Large-cap U.S. equity represents almost a third of all the money in public defined-contribution plans — an outsize allocation that is far larger than the allocation in 401(k)s.
Although public DC plans often have unwieldy investment menus that can overwhelm participants and effectively keep them from choosing any option, two sub-asset classes account for about half the money in those plans, according to a recent report from the Public Retirement Research Lab, a collaboration between the Employee Benefit Research Institute and the National Association of Government Defined Contribution Administrators.
Those two categories, U.S. large-cap equity and stable value, account for 32.2% and 18.6% of assets in public DC plans, respectively, the report found.
The findings could reveal a lot about how plan design affects the ways participants invest. Government DC plans, or 457s, for example, have commonly used multiple record keepers, each of which can offer participants a dizzying number of investment options. That has started to change, with more plans opting for a smaller number of record keepers and defaulting participants to target-date funds.
Looking at the data by participants, rather than plan assets, just over 17% of those in public DC plans are invested in large-cap U.S. equity, or a little over half the percentage by plan assets. Over 35% of participants are invested in target-date funds, while just 15% of plan assets are in those products, according to the report. That likely indicates that a much bigger share of young workers, generally with smaller account balances, are defaulted into target dates.
More than 40% of public DC participants in their 20s are invested in target-date funds, compared with less than 10% of people 50 and older, according to the report. Just 15% of those in their 20s hold large-cap U.S. equity, while that figure is higher than 30% for those 50 and older.
However, nearly 18% of participants hold stable value, or about the same as the percentage of assets in that category.
In 401(k) plans, by comparison, about 24% of assets were held in target-date funds in 2017, according to the most recent data from the Investment Company Institute and BrightScope. About 43% of assets were in equity funds of all types.

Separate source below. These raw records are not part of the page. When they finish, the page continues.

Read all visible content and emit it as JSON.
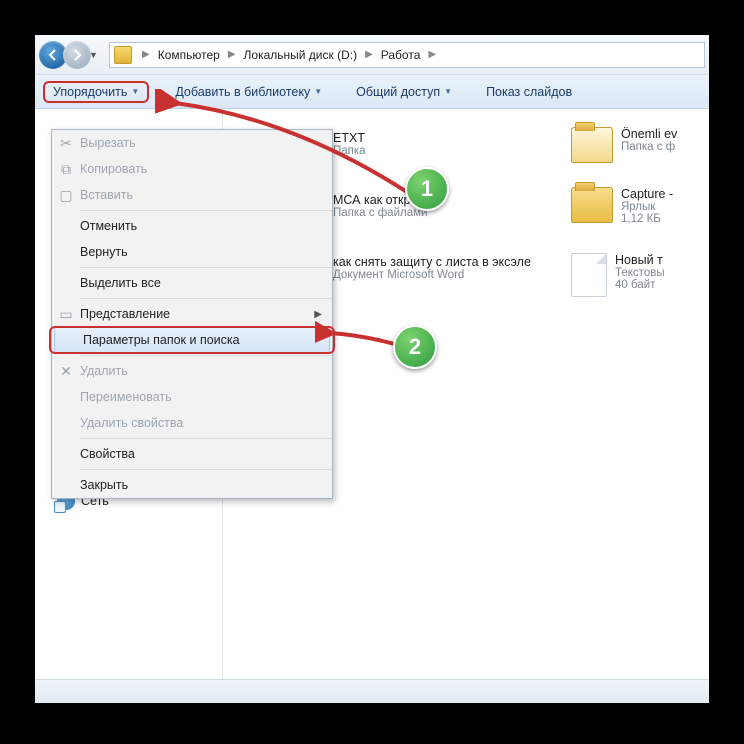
{
  "breadcrumb": {
    "items": [
      "Компьютер",
      "Локальный диск (D:)",
      "Работа"
    ]
  },
  "toolbar": {
    "organize": "Упорядочить",
    "add_library": "Добавить в библиотеку",
    "share": "Общий доступ",
    "slideshow": "Показ слайдов"
  },
  "menu": {
    "cut": "Вырезать",
    "copy": "Копировать",
    "paste": "Вставить",
    "undo": "Отменить",
    "redo": "Вернуть",
    "select_all": "Выделить все",
    "view": "Представление",
    "folder_options": "Параметры папок и поиска",
    "delete": "Удалить",
    "rename": "Переименовать",
    "remove_props": "Удалить свойства",
    "properties": "Свойства",
    "close": "Закрыть"
  },
  "sidebar": {
    "network": "Сеть"
  },
  "files": {
    "col1": [
      {
        "name_suffix": "ETXT",
        "sub": "Папка"
      },
      {
        "name": "МСА как открыть",
        "sub": "Папка с файлами"
      },
      {
        "name": "как снять защиту с листа в эксэле",
        "sub": "Документ Microsoft Word"
      }
    ],
    "col2": [
      {
        "name": "Önemli ev",
        "sub": "Папка с ф"
      },
      {
        "name": "Capture -",
        "sub1": "Ярлык",
        "sub2": "1,12 КБ"
      },
      {
        "name": "Новый т",
        "sub1": "Текстовы",
        "sub2": "40 байт"
      }
    ]
  },
  "badges": {
    "one": "1",
    "two": "2"
  }
}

The report also highlights a big difference between public and private-sector plans — the youngest workers in the government plans allocate very little to equity compared to those in other plan types. Among those ages 20 to 24, for example, just over 20% of assets in 457 plans are invested in U.S. stock funds, compared with about 65% for those in that age group in 401(k)s, more than 80% for those in 403(b)s and about 90% for people in 401(a) plans, figures from the report show.
While the proportion of assets in equity generally decreases over time for the three other plan types, it increases dramatically for those in public DC plans until age 35, where it plateaus at about 70% before starting to fall after age 50.

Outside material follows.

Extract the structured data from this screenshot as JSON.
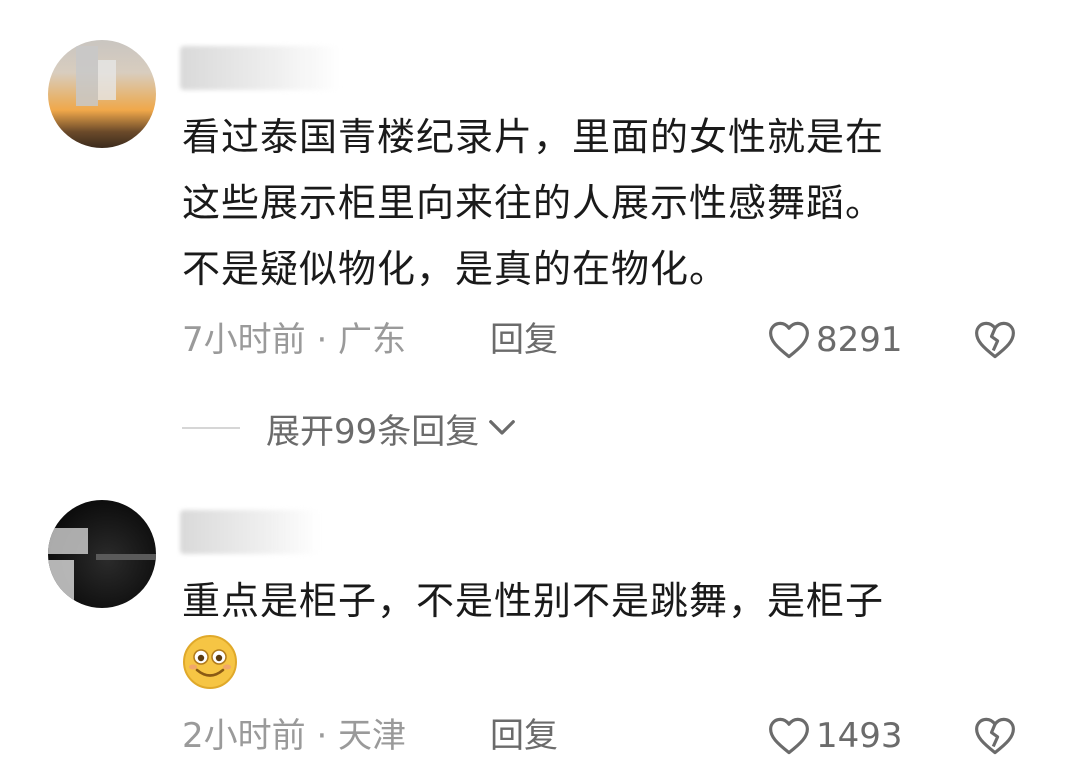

The researchers also found a big difference in how people allocate assets, depending on whether the plan is their primary one or supplements a government pension. Those with supplemental plans invest much less in equity — about 40% at ages 20 to 24, compared with 90% among those in primary plans.
Further, the report found that women in public DC plans are more likely than men to invest in target-date funds and fixed income but less likely to invest in equity.
The researchers did not find data to explain the high concentration of money in public DC plans in large-cap U.S. equity, but they said that private-sector studies “have illuminated trends such as too many investment options causing confusion and participant inertia toward default investments.” But they noted, “Given the variety of retirement system structures in the public sector, any one cause is unlikely to have a universal application.”